Recentemente, em estudo publicado na revista Science, uma equipe de pesquisadores mostrou que nem sempre a eletricidade se move em sintonia e pode, ao fluir através dos chamados “metais estranhos”, comportar-se estranhamente, parecida com um líquido. O fenômeno, dizem os autores, não pode ser explicado "em termos de pacotes quantizados de carga conhecidos como quasipartículas".

De acordo com o autor correspondente do artigo, Douglas Natelson, da Universidade de Rice, em Houston nos EUA, “o ruído [de tiro] é bastante suprimido em comparação com fios comuns”. Para ele, isso “talvez seja uma evidência de que as quasipartículas não são coisas bem definidas ou que simplesmente não existem, e as cargas se movem de maneiras mais complicadas”.

Para onde foram as quasipartículas?

(Fonte: Getty Images)(Fonte: Getty Images)

Para testar suas hipóteses, os pesquisadores utilizaram nanofios feitos de uma proporção precisa de itérbio, ródio e silício (YbRh 2 Si 2), que são condutores em contextos diferentes. Estudado, por duas décadas, por Silke Paschen, física da Universidade de Tecnologia de Viena, esse material contém alto grau de emaranhamento quântico (partículas fortemente correlacionadas).

Isso faz com que, diferentemente dos metais normais, ele apresente comportamento dependente da temperatura que é considerado bizarro (ou "estranho"). Durante essa fase peculiar, o que se espera é que as quasipartículas se desintegrem, o que resultaria em uma redução do ruído de tiro. 

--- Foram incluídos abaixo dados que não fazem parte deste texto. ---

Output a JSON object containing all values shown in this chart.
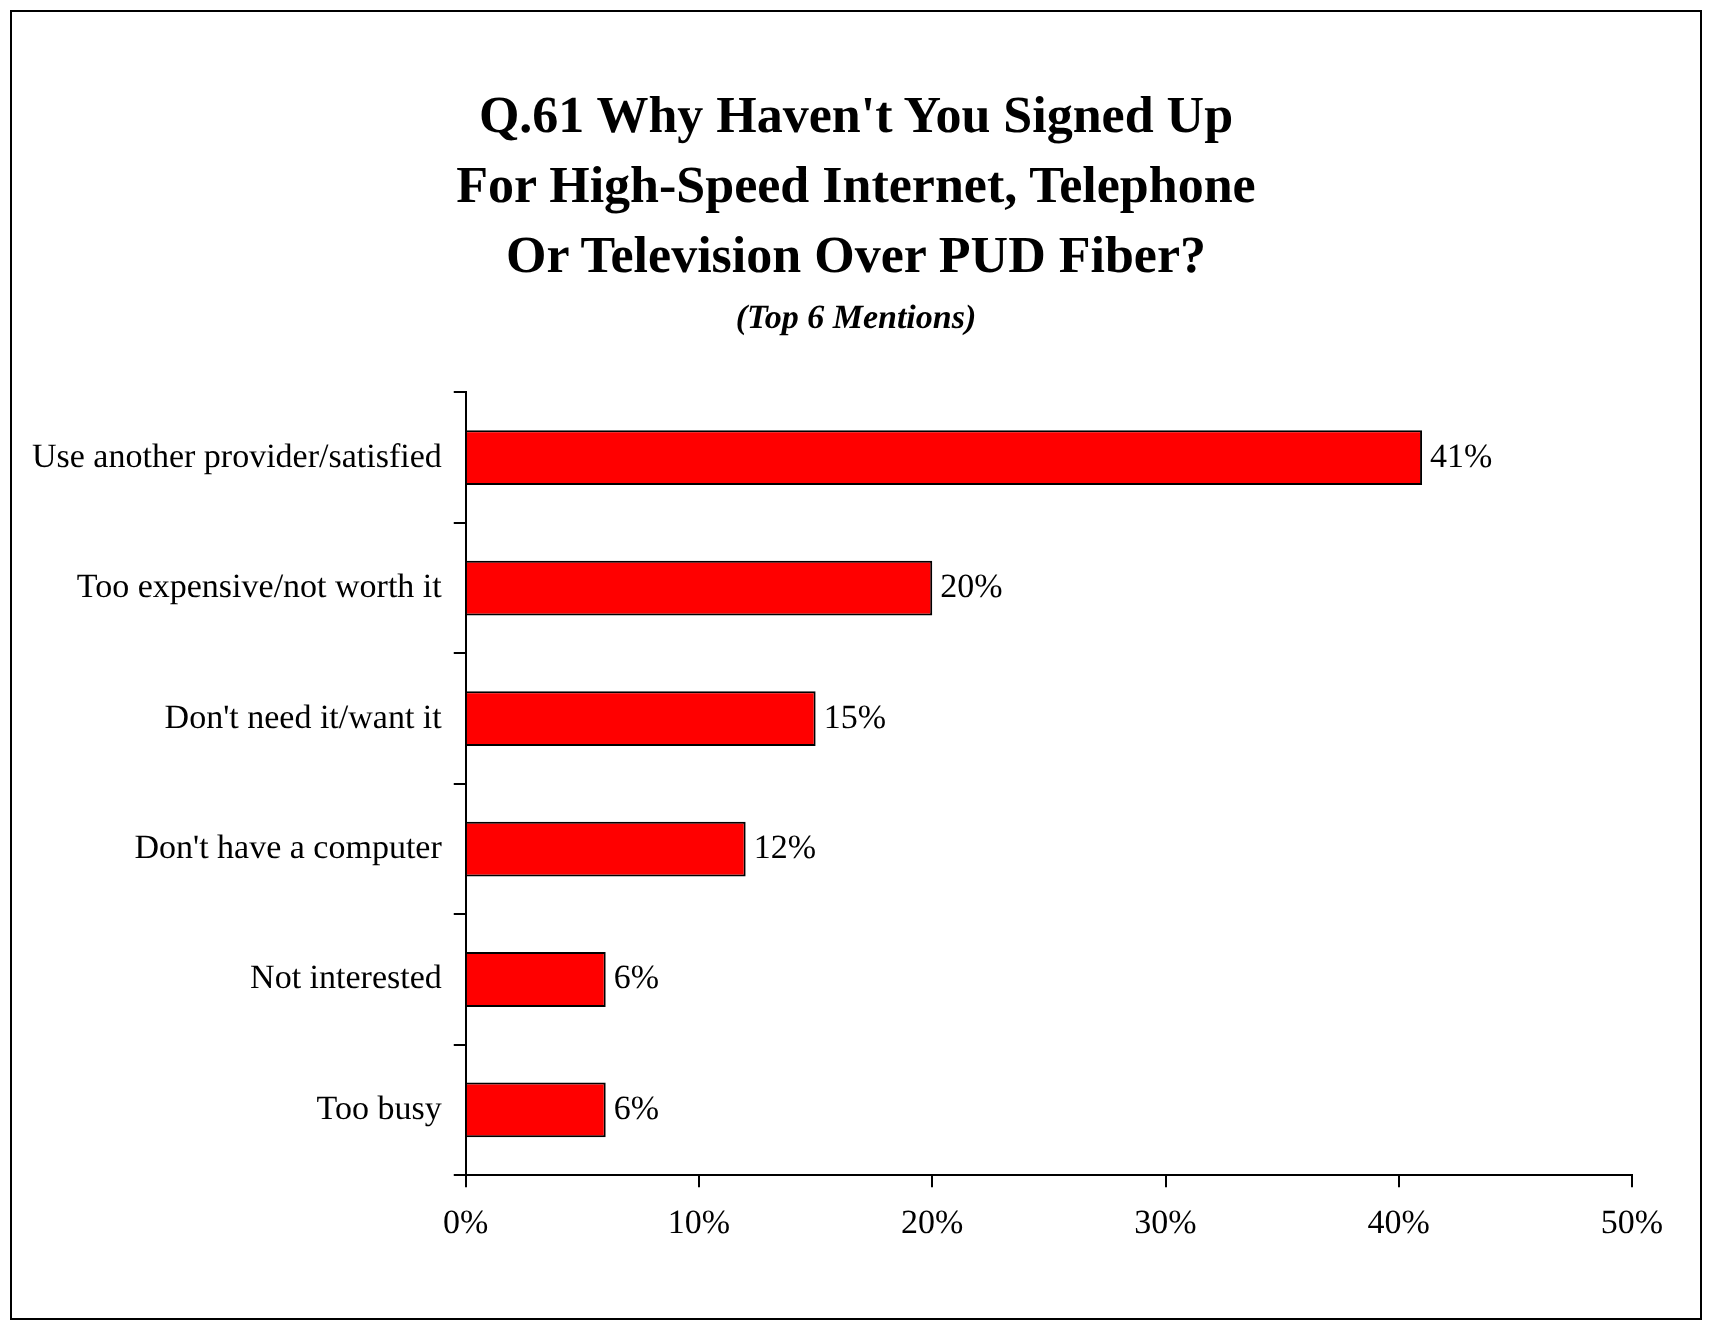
{
  "chart_data": {
    "type": "bar",
    "orientation": "horizontal",
    "title": "Q.61 Why Haven't You Signed Up For High-Speed Internet, Telephone Or Television Over PUD Fiber?",
    "subtitle": "(Top 6 Mentions)",
    "categories": [
      "Use another provider/satisfied",
      "Too expensive/not worth it",
      "Don't need it/want it",
      "Don't have a computer",
      "Not interested",
      "Too busy"
    ],
    "values": [
      41,
      20,
      15,
      12,
      6,
      6
    ],
    "value_labels": [
      "41%",
      "20%",
      "15%",
      "12%",
      "6%",
      "6%"
    ],
    "color": "#ff0000",
    "xlim": [
      0,
      50
    ],
    "xticks": [
      {
        "value": 0,
        "label": "0%"
      },
      {
        "value": 10,
        "label": "10%"
      },
      {
        "value": 20,
        "label": "20%"
      },
      {
        "value": 30,
        "label": "30%"
      },
      {
        "value": 40,
        "label": "40%"
      },
      {
        "value": 50,
        "label": "50%"
      }
    ],
    "legend": false
  }
}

Os pesquisadores mediram então o ruído de tiro para avaliar a granularidade das excitações que transportaram a corrente.  Quando comparado com os metais convencionais, o ruído de tiro nos nanofios teve uma supressão que não pode ser explicada por interações entre partículas. Resumindo: a corrente não foi transportada por quasipartículas. 

Encontrando palavras para explicar a ausência das quasipartículas

(Fonte: Getty Images)(Fonte: Getty Images)

A equipe descobriu que os ruídos de tiro em seus nanofios de itérbio, ródio e silício simplesmente desapareceram de uma forma inexplicável. Como se as interações características entre os elétrons e o seu ambiente não existissem, ou até mesmo como se as quasipartículas não estivessem ali presentes.

Para Natelson, “às vezes você sente que a natureza está lhe dizendo algo”. Esta “estranha metalicidade” verificada aparece em muitos sistemas físicos diferentes, mesmo se a física microscópica contida nesses sistemas for muito diferente entre eles. Ele usa "estranha metalicidade" para definir uma resistividade que aumenta linearmente com a temperatura, o que é um comportamento atípico em metais comuns.

Para o físico, apesar das diferenças na física microscópica, pode estar ocorrendo algum comportamento genérico ou princípio unificador que esteja causando essa metalicidade atípica. E conclui: “Temos de encontrar o vocabulário certo para falar sobre como a carga pode se mover coletivamente”.